She reads my blog and knows my stories, as I know some of  hers. That day she told me that I am a warrior. The way she said it caused me to think of it as capitalized. "You are a Warrior," she said. She went on to tell me that I am not a warrior because I do battle and fight. She said I do battle and fight because I am a Warrior. A seemingly small, but significant difference.

We were talking about the loving adults in my life when I was a child. I told her that I was thankful for them; my older brother and my sister-in-law, my older sister, a maternal aunt and my maternal grandmother, my fourth grade teacher, my father. These were people who made me feel loved, in spite of who my mother was. I said that I felt very indebted to them. She acknowledged that as being true and helpful, for it is a fact that even one loving adult in the life of an abused child can make a difference. She said that they helped, but that I should never forget that I am the one who got through my childhood. "You,' she said forcefully. "That was you. You did that." No one had ever said that to me before, in quite that way.
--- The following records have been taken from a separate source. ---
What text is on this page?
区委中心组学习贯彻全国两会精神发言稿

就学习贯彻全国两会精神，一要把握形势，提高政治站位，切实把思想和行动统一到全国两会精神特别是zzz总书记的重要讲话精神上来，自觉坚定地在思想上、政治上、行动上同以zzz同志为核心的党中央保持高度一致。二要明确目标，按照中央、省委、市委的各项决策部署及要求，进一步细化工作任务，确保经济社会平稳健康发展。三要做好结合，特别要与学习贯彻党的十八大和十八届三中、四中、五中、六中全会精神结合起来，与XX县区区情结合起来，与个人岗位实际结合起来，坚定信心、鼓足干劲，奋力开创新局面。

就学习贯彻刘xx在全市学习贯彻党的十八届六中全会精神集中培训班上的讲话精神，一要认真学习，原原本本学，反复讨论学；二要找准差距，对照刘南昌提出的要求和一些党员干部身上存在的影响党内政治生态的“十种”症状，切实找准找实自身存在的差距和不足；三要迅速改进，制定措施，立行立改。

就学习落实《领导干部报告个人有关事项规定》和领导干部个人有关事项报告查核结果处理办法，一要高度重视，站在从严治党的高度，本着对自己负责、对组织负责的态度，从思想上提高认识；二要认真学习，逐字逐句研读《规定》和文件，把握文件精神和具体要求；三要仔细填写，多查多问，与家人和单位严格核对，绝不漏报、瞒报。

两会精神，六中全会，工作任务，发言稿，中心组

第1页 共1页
However, today I am thinking about how life is not, nor should it be, a constant struggle. And while maybe she's right, that I am a Warrior, I would rather think that I can be a warrior (notice the lower case, please) when I need to be, but that is not an ongoing part of the journey of my life.

It is a great achievement for me to be here today, fifty-four years old. Happy, healthy, whole, able to give and receive love, ready for each new adventure. I won't diminish that. But life, I believe, if I will let it, can flow. I don't have to fight all the time. Sometimes things go my way, and beautifully and effortlessly. Sometimes I just flow. When I let go.

Maybe the warrior is just one facet of me. And perhaps I can make her largely a part of my past, of someone who I used to be when I had to be. For right now, I am enjoying learning how to go with the flow of life. I am not a martyr, eager to prove how much I can struggle. There is no virtue in suffering for suffering's sake, and I enjoy pleasure way too much for that.

I need to do more than survive. I want to thrive. I don't want to always be some scrappy little flower that pushed her way up out of the dirt to find the sun. I want to blossom. I think it's way past time for that.

There's a time to wage war, and a time to enjoy the spoils of it. Now is that time.